This blog, my life, and most everything I did in it used to revolve around running.
I would eat food based on my run for the day. I would look at the weather for the running conditions for not only that day, but for the week. Laundry was sweaty running clothes. Vacations were filled with runs in some of the loveliest beaches on the earth: Galveston, San Diego, China (yes, China). I've run on cruise ships in the middle of the Caribbean, run in the nastiest of winter and through lightening storms. In all, I ran 13 marathons in multiple cities including Boston, Chicago, New York, Detroit. I would often sleep in my running clothes, so that I could wake up and run first thing out of bed.
Running was the best way to detox my body and brain and let my spirit escape from this carcass, if but just for an hour or three.

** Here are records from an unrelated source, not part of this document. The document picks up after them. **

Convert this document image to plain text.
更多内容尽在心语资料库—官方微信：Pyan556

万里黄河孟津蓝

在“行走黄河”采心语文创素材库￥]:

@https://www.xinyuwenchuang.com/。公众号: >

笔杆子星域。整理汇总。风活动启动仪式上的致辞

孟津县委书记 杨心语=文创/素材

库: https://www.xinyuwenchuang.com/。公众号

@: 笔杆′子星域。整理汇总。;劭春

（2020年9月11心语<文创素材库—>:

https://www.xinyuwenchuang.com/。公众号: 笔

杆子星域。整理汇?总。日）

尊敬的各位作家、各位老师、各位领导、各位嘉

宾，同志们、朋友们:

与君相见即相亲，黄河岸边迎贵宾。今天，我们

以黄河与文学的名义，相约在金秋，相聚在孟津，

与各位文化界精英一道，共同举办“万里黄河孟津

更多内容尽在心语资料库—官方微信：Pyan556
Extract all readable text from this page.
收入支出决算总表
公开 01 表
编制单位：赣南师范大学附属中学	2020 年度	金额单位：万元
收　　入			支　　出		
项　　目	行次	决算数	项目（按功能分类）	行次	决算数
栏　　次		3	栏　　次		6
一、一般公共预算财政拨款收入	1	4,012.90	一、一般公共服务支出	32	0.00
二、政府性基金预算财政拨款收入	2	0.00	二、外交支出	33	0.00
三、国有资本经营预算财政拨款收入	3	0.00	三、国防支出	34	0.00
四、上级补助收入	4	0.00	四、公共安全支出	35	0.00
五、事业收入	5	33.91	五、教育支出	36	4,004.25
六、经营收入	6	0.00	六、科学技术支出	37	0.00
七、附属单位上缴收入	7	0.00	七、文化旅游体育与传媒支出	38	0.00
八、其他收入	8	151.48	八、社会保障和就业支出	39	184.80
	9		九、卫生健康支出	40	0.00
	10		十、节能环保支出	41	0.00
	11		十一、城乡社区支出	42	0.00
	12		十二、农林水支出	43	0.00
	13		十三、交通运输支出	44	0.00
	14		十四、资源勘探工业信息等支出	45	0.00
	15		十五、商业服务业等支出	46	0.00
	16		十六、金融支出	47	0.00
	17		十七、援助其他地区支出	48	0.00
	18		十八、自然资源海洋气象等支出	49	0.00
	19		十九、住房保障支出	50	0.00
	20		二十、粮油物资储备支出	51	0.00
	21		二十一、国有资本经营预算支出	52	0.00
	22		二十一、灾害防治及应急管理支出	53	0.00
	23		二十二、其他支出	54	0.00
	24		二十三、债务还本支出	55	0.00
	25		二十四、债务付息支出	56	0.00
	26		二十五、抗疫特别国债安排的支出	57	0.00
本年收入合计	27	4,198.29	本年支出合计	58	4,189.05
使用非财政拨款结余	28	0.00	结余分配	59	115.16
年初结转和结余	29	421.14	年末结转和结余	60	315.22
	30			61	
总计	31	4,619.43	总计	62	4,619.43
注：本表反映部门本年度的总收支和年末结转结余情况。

Well, now I don't run at all.
A herniated disc from playing hockey has changed all of that. Now I often walk with a limp. I have seen a million doctors, a zillion physical therapists. Running ain't happening. I haven't given up, but my running life appears over.
23 years ago I gave up getting high off alcohol and drugs, and now I'm giving up getting high all over again. The Running High, however, was quite a bit healthier.
Self-pity is poison. For suckers. I hate it. Doesn't mean the whole thing hasn't torn me up and seem like a cruel joke played by a cold-hearted God. I wake up mornings and imagine that it will have magically fixed itself overnight. It hasn't.
Fuck.
Truth is, I am blessed with much, probably more than I deserve. I remind myself of that.
I've written a handful of running-based books. On the Lips of Children, that fine piece of running horror, was based on a true run I took at 4 am.
The other two running books are free this week:
*Chasing the Dragon: Running To Get High*
Marathon and running tips, and the role that running plays for recovering addicts and those looking for the high of the run
*The Jade Rabbit*
The story of a Chinese adoptee who runs marathons in order to deal with the stresses of her past and her job managing a shelter for runaway youth
Crazy thing is, I am starting to forget the person who wrote these books.